Die Idee, die hinter ihren Aussagen und Forderungen steht, stieß in mehr als 160 Städten und Gemeinden auf Resonanz.

Der Aktivist Pablo Quiziel artikulierte das Gefühl: „Mitten in lokalen und regionalen Wahlkämpfen und mit den Plaketen der verschiedenen politischen Parteien im ganzen Land sagen die Leute auf den Straßen „genug!“ Desillusionierte Jugendliche, Arbeitslose, Rentner, Studenten, Einwanderer und andere entrechtete Gruppen ahmten ihre Brüder in der arabischen Welt nach und fordern nun ein Stimmrecht, um die Möglichkeit zu erhalten, in Würde zu leben.“

In Spanien sagten die Aktivisten, sie drückten ihre Empörung über den Zustand der Wirtschaft des Landes und die parasitäre Natur der beiden wichtigsten politischen Parteien aus. Es sind die Sozialisten (PSOE – Partido Socialista Obrero Español) und die Volkspartei der rechten Mitte (PP – Partido Popular), die weiterhin ihr bisheriges Verhalten zeigen und ihren vorhersagbaren Tanz der gegenseitigen Beschuldigungen. Es gab nur wenig Lösungsideen, während die Märkte einbrachen.

Sie prangern auch die Korruption an und fordern faire Wohnverhältnisse, Arbeitsplätze und eine transparente Regierung.

Dezentralisiert

Aber sie bewegten sich außerhalb der Wahlpolitik und schufen ein befreites Dorf mit Zelten und provisorischen Strukturen. Sie hatten keine Führer und wollte auch keine. Sie praktizierten eine Form des konsensbasierten Basisdemokratie, nämlich eine Art demokratischer Entscheidungsfindung. Es erinnerte mich an das, was ich über utopische Gemeinschaften gelesen hatte, in denen „das Volk“ Regie führt. Die Idee, die hinter ihren Aussagen und Forderungen steht, stieß bald in mehr als 160 Städten und Gemeinden auf Resonanz.

Ich kam einen Monat nach dem Ereignis, das als sogenannte 15. Mai-Bewegung begann, dorthin, und zwar fast durch einen Zufall. Auf meiner Reise nach Südafrika flog ich mit der spanischen Fluggesellschaft Iberia, musste aber einen 12-stündigen Zwischenstopp in Kauf nehmen. Als ich durch Madrid ging, ließ mich mein revolutionäres Tourismus-Gen die wunderbare Madrid-Metro nehmen und nach dreimaligem Umsteigen der Revolution gegenüberstehen, bei einer Temperatur von über 32 ° Celsius.

Ja, es war sehr sonnig.
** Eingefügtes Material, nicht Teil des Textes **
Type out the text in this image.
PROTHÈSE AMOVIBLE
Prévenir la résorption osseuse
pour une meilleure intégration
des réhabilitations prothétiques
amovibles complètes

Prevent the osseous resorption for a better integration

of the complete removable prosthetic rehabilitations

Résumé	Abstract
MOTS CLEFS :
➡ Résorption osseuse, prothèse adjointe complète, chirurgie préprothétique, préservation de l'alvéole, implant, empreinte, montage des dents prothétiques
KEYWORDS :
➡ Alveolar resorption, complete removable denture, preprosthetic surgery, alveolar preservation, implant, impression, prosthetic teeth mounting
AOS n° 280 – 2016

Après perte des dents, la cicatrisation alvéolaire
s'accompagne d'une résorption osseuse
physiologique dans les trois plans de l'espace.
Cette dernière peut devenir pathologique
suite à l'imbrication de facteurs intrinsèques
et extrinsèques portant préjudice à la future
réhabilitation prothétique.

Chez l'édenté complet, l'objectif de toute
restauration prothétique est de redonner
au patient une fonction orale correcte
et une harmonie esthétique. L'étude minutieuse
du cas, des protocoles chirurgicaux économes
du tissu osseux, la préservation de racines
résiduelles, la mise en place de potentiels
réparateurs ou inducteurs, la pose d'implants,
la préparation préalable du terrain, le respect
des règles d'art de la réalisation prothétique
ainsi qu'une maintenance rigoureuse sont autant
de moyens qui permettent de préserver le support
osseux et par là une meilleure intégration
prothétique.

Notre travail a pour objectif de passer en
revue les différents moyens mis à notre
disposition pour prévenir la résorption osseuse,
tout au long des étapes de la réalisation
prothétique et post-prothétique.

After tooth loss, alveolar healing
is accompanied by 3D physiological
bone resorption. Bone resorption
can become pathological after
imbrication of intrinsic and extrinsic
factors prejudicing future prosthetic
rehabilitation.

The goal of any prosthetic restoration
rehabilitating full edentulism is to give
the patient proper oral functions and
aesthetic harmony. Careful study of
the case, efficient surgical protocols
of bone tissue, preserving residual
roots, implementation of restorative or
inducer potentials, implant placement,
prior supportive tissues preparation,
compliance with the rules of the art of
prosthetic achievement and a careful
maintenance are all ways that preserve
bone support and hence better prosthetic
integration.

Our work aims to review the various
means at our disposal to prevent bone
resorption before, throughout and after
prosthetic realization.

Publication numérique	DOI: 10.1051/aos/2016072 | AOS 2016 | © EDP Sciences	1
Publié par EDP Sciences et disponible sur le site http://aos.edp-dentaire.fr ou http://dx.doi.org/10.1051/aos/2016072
Einige der Aktivisten wie Liam, der aus Irland stammt, schmierten sich wegen der heißen Nachmittagssonne dick mit Sonnencreme ein. „Wir werden alle gebraten“, sagte er zu mir.

Obwohl viele in den Medien bereits den Nachruf dieser Bewegung geschrieben haben, scheint sie sich jedoch weiter zu entwickeln. Sie dezentralisiert sich, geht immer tiefer und organisiert Volksversammlungen in allen Stadtteilen. Mehrere Ausschüsse erarbeiten ein Programm, für das sie kämpfen werden. Viele Ideen entspringen dem gesunden Menschenverstand.

Moralische Instanz

Während Sol (der Platz) immer noch als ihre öffentliche Basis funktioniert, spielten sie seine Bedeutung bereits herunter, weil sie sich Whnblock für Wohnblock ausbreiten.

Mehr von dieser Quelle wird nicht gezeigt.